La demanda de pechuga de pollo en EE. UU. toca su punto más débil en años

La demanda mayorista de pechuga deshuesada y sin piel se ha hundido a su peor nivel en años pese a que la oferta de pollo sigue creciendo, según LEAP.

Megan Hidden
Megan HiddenCoordinadora de marketing
18 de agosto de 20262 min de lectura

El crecimiento de la industria estadounidense del pollo de engorde se está desacelerando, y la señal más clara hasta ahora llegó en el último informe Broiler Hatchery de USDA-NASS: se incubaron algo menos de 251 millones de huevos la semana anterior, el menor total semanal de 2026 y solo un 0,6 % por encima de la misma semana del año pasado. En las últimas seis semanas, las incubaciones siguen un 1,4 % por delante del año pasado y las colocaciones de pollitos un 1 % por delante, de modo que el número de aves debería mantenerse en superávit durante el otoño aunque el ritmo de crecimiento se modere, según LEAP Market Analytics.

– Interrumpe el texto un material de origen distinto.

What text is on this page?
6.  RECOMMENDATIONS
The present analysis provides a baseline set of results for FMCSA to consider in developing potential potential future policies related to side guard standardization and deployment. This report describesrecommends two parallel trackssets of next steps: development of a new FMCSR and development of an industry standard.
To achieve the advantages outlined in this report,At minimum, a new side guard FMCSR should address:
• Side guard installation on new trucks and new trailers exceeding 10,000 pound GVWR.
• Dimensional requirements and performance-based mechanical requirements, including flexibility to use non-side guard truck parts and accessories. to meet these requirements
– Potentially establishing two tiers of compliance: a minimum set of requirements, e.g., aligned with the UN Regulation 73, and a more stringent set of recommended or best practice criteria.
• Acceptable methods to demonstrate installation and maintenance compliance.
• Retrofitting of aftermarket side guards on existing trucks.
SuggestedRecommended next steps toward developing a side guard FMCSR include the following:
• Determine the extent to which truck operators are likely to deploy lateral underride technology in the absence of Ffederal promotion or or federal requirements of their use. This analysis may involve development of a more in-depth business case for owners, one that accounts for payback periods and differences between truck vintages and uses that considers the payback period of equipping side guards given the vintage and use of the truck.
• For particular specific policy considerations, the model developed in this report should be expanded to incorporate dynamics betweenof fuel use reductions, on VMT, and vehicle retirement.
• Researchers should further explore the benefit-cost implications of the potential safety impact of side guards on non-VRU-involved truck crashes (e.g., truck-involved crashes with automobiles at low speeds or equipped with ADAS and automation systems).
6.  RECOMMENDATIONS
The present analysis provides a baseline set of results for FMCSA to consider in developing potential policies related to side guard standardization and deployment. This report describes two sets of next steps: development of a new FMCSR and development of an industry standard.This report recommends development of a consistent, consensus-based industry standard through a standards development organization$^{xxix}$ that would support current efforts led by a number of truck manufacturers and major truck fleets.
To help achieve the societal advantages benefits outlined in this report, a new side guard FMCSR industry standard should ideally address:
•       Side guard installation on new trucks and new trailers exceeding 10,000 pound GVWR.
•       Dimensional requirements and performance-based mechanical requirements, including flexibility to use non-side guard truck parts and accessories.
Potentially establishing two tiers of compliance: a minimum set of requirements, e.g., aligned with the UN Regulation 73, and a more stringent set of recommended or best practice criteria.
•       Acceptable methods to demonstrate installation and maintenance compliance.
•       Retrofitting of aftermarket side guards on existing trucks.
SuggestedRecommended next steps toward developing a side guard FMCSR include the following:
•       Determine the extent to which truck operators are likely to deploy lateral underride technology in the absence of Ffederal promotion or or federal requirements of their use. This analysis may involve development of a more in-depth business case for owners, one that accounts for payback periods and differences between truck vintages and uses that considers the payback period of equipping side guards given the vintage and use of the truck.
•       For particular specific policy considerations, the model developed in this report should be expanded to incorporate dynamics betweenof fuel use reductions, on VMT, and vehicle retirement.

El movimiento mayor está en la demanda, y se concentra en la carne blanca. Los precios mayoristas spot de la pechuga deshuesada sin piel se han estabilizado en torno a 1,20 $ por libra, un nivel que según LEAP implica uno de los periodos de demanda más débiles de esta categoría desde al menos 2018-19, y posiblemente desde 2011-12. Los precios en el comercio minorista no han seguido la bajada mayorista: los datos del Bureau of Labor Statistics sitúan el precio medio minorista de la pechuga deshuesada sin piel en 4,15 $ por libra en julio, apenas por debajo de los 4,18 $ de junio y los 4,20 $ del año pasado, y aún muy lejos del máximo histórico de 4,75 $ de septiembre de 2022. Las ventas minoristas de alimentación cayeron de hecho un 0,6 % interanual en julio mientras la restauración subía un 0,5 %, algo que LEAP lee como prueba de que los distribuidores están bajando precios para competir por un comprador cada vez más sensible al precio mientras los restaurantes siguen subiéndolos aunque baje la afluencia.

Los solomillos están todavía peor, y más expuestos a la restauración que la pechuga. Los precios mayoristas del solomillo promediaron justo por debajo de 1,20 $ por libra la semana pasada, la primera vez bajo ese nivel desde diciembre de 2023, con algunas piezas jumbo negociándose en torno a 1 $ o menos. Los índices de demanda de solomillo han caído muy dentro de la zona de atonía frente a su media histórica. Hay un contrapunto, eso sí: el gasto real per cápita en pollo en el minorista aguanta mucho mejor de lo que sugieren los precios mayoristas, lo que significa que distribuidores y restaurantes capturan ahora una parte inusualmente grande del margen total de la cadena. LEAP espera que esa brecha se corrija en los próximos meses, una dinámica que a su juicio apoyará precios más firmes del pollo de engorde de cara a 2027.